P A R A D E S I
A Review by Dr Deena Padayachee
Not long ago, I read Orwell's perceptive and brilliant Burmese Days. The book had belatedly given me the best insight that I had ever seen about how Empires operate, how they destroy the souls of the conquered, and how they help the venal to flourish while they eviscerate the most noble (few and far between, as they are, among Homo Sapiens) among the conquered. Orwell shows how empires inevitably corrode the spirits of the conquistadors, even though, since they control the media, they might fool themselves and the defeated, that what they are doing is moral, upright, ethical and even religious.
There is a movie on circuit at present which should strike a chord with most of my readers as it dramatizes living conditions in rural southern India in the early twentieth century and shows us the challenges faced by workers on a typical British-owned tea plantation.
The poets among you (and even some of the rest of you) will love the poetry which spices up the exquisite songs and elevates this movie to a higher level, so that it becomes more than a simple narrative. The music is haunting and for me, absolutely gorgeous. This is a film which I have to see again. It is that good.

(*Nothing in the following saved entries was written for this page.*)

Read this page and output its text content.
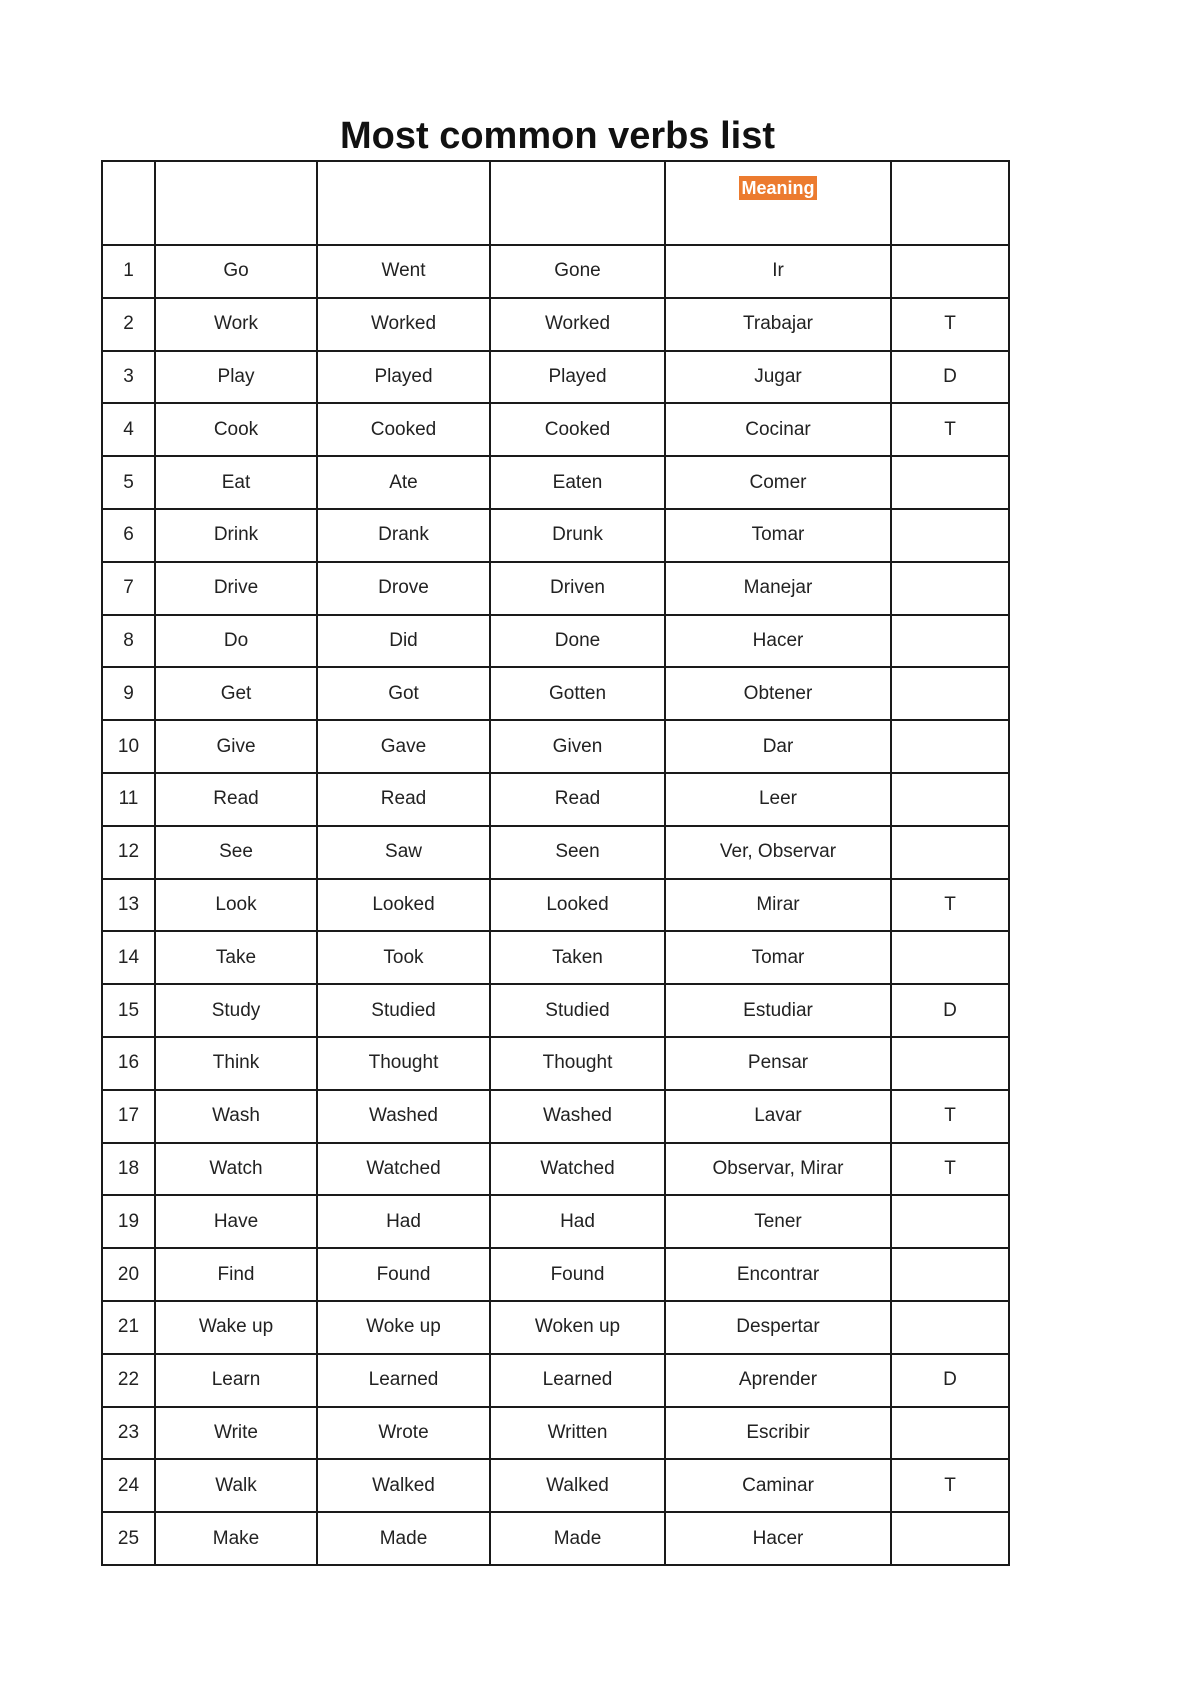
Most common verbs list
				Meaning	
1	Go	Went	Gone	Ir	
2	Work	Worked	Worked	Trabajar	T
3	Play	Played	Played	Jugar	D
4	Cook	Cooked	Cooked	Cocinar	T
5	Eat	Ate	Eaten	Comer	
6	Drink	Drank	Drunk	Tomar	
7	Drive	Drove	Driven	Manejar	
8	Do	Did	Done	Hacer	
9	Get	Got	Gotten	Obtener	
10	Give	Gave	Given	Dar	
11	Read	Read	Read	Leer	
12	See	Saw	Seen	Ver, Observar	
13	Look	Looked	Looked	Mirar	T
14	Take	Took	Taken	Tomar	
15	Study	Studied	Studied	Estudiar	D
16	Think	Thought	Thought	Pensar	
17	Wash	Washed	Washed	Lavar	T
18	Watch	Watched	Watched	Observar, Mirar	T
19	Have	Had	Had	Tener	
20	Find	Found	Found	Encontrar	
21	Wake up	Woke up	Woken up	Despertar	
22	Learn	Learned	Learned	Aprender	D
23	Write	Wrote	Written	Escribir	
24	Walk	Walked	Walked	Caminar	T
25	Make	Made	Made	Hacer	
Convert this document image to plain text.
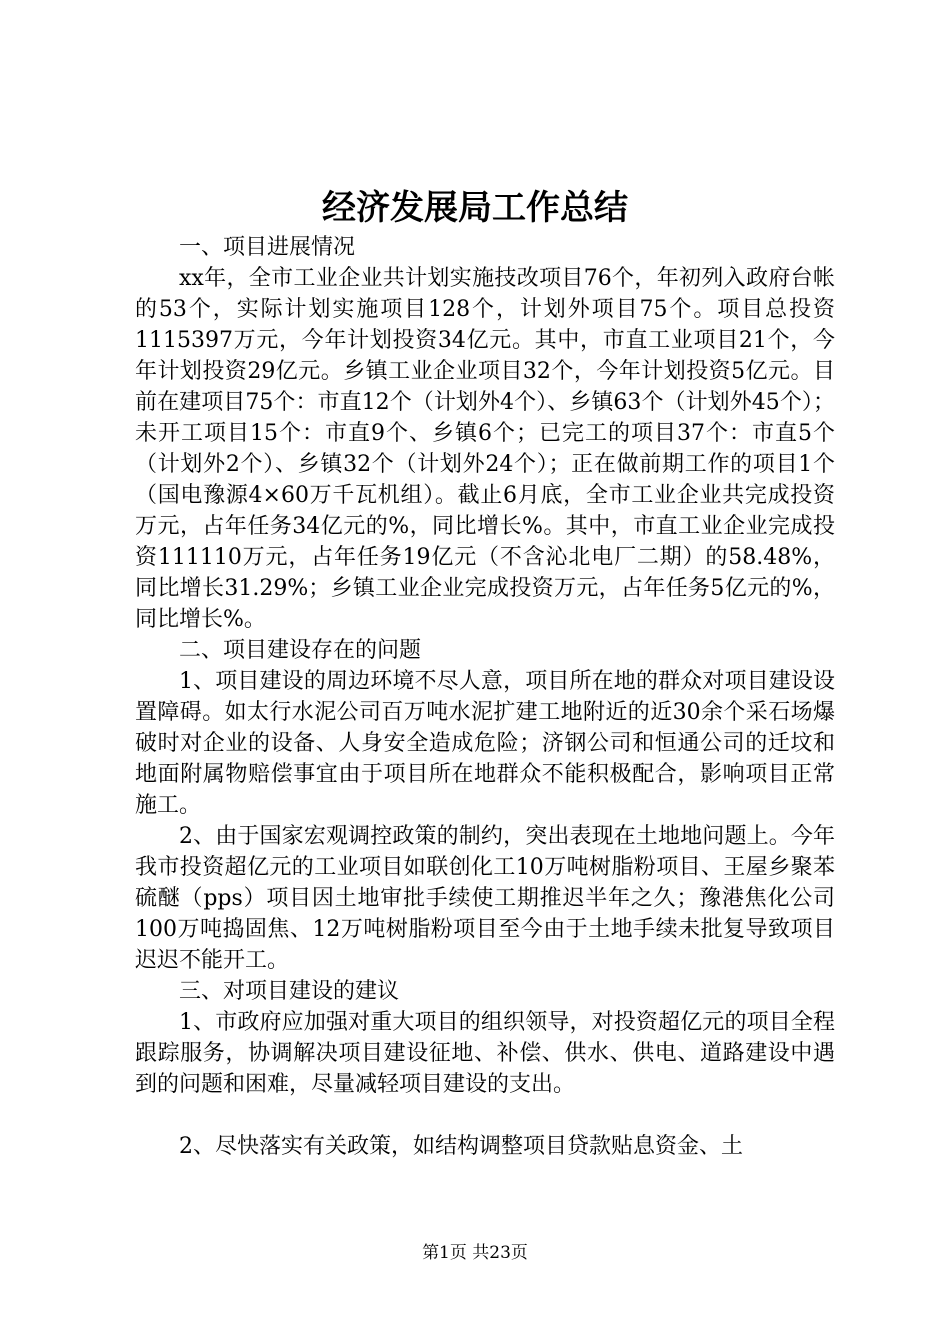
经济发展局工作总结

一、项目进展情况

xx年，全市工业企业共计划实施技改项目76个，年初列入政府台帐的53个，实际计划实施项目128个，计划外项目75个。项目总投资1115397万元，今年计划投资34亿元。其中，市直工业项目21个，今年计划投资29亿元。乡镇工业企业项目32个，今年计划投资5亿元。目前在建项目75个：市直12个（计划外4个）、乡镇63个（计划外45个）；未开工项目15个：市直9个、乡镇6个；已完工的项目37个：市直5个（计划外2个）、乡镇32个（计划外24个）；正在做前期工作的项目1个（国电豫源4×60万千瓦机组）。截止6月底，全市工业企业共完成投资万元，占年任务34亿元的%，同比增长%。其中，市直工业企业完成投资111110万元，占年任务19亿元（不含沁北电厂二期）的58.48%，同比增长31.29%；乡镇工业企业完成投资万元，占年任务5亿元的%，同比增长%。

二、项目建设存在的问题

1、项目建设的周边环境不尽人意，项目所在地的群众对项目建设设置障碍。如太行水泥公司百万吨水泥扩建工地附近的近30余个采石场爆破时对企业的设备、人身安全造成危险；济钢公司和恒通公司的迁坟和地面附属物赔偿事宜由于项目所在地群众不能积极配合，影响项目正常施工。

2、由于国家宏观调控政策的制约，突出表现在土地地问题上。今年我市投资超亿元的工业项目如联创化工10万吨树脂粉项目、王屋乡聚苯硫醚（pps）项目因土地审批手续使工期推迟半年之久；豫港焦化公司100万吨捣固焦、12万吨树脂粉项目至今由于土地手续未批复导致项目迟迟不能开工。

三、对项目建设的建议

1、市政府应加强对重大项目的组织领导，对投资超亿元的项目全程跟踪服务，协调解决项目建设征地、补偿、供水、供电、道路建设中遇到的问题和困难，尽量减轻项目建设的支出。

2、尽快落实有关政策，如结构调整项目贷款贴息资金、土

第1页 共23页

PARADESI is a subtitled Tamil language film which is a carefully crafted master-piece set in British-occupied Dravidian India. The writer/producer is called Bala. What struck me is that for Bala, there are few, if any, 'noble savages'. The often primitive peasants are as cruel and unfeeling as any plantation manager or pampered lord. The movie centres around a big buffoon, Rasa, (He looks like a laid-back, sub-normal clone of Kumi Naidoo) who is the butt of everybody's jokes; he is the twit of the village.
Amicable, despite being violated by just about everybody (including the woman who secretly likes him), the muscular wretch is like a caricature of India. There is something infinitely tragic and sad about the way this amiable giant allows so much abuse to be heaped upon him.
He is a metaphor for most of the planet that was owned by the 'free West' at that time – before the Germans, Italians and Japanese were let loose upon them.
Then there are the cunning, devious, sly Indian collaborating class whose existence depends upon their being treacherous traitors, spies, informers, whores and pimps in the rape, exploitation and destruction of their own country and its wretched people. They reminded me of a few venal local academics, journalists and even writers who cozy up to the oh-so-clever white academics in the hope of getting the odd smile here and the crumb there.
The plantation manager has his whores among the workers in the tea plantation. The English did something similar to the conquered Scots and other numerically disadvantaged, defeated peoples in the British isles and elsewhere. A newly married woman is coveted by the white manager and he decrees that 'she must not have sex with her husband but she must be given to him'.
When she resists, the white manager's fury is unleashed on a horrible, venal labour recruiter; the Indian collaborator/pimp has to implore the white Master, in the most servile and nauseating way, to allow him to 'set matters right'. He will get the married woman to be a whore.
What a metaphor about what happens to a conquered country! Metaphorically and sometimes literally speaking, that sort of thing happened in most conquered countries.
There's a biting, satirical vignette about an Indian doctor, married to a white, who is Christian. When they drive up to the plantation, the Indian who greets them automatically assumes that the white is the doctor. They try to convert as many souls as possible while they are healing the ailing. They dance (most hilariously) for the benefit of the Indians and the naive peasants are converted wholesale.
As usual, the whites, as in most Indian movies, are pathetic, wooden actors; the voice-overs are worse than amateurish.
Most of our young are not going to see this film; most are really young and arrogant and will not want to acknowledge that they have any sort of link (no matter how far back) to a macerated country like conquered India.
Then there are the haughty, relatively well-off and often light- skinned 'modern' Indians. (they love to hiss, 'my great grandfather was a white, you know'). Will such South Africans want to see such a well- produced, well directed and beautifully acted film? I seriously doubt it.
On the evening I saw the film there were about 12 Indians at the cinema. The place has a capacity of about 120. There was a white couple there. They sat at a similar spot – about half-way down, on the left- hand side and all by themselves. They nicely isolated themselves from us, dark people.
One of the best aspects of this film is the fact that many dark- skinned actors have a part in the movie. That is most unusual for an Indian film.
Will Vivian Reddy hire the cinema and get his entire work-force to see this film as he did with that spy film, 'Skyfall'? I can't see that happening.
Will the great author who writes about Apartheid cops having 'hearts of gold' (and who, in his book, attacked those Indians who were anti apartheid)see this film? A BIG FAT NO. Will his side-kick, the elephant cliché, watch this film? No, not till Jehovah has a birthday.
Will their embedded journalists see this film? Definitely not. Will the unethical Indian academics see this film? It's unlikely.
However I am so glad that I saw this cinematic stunner. It is magnificent.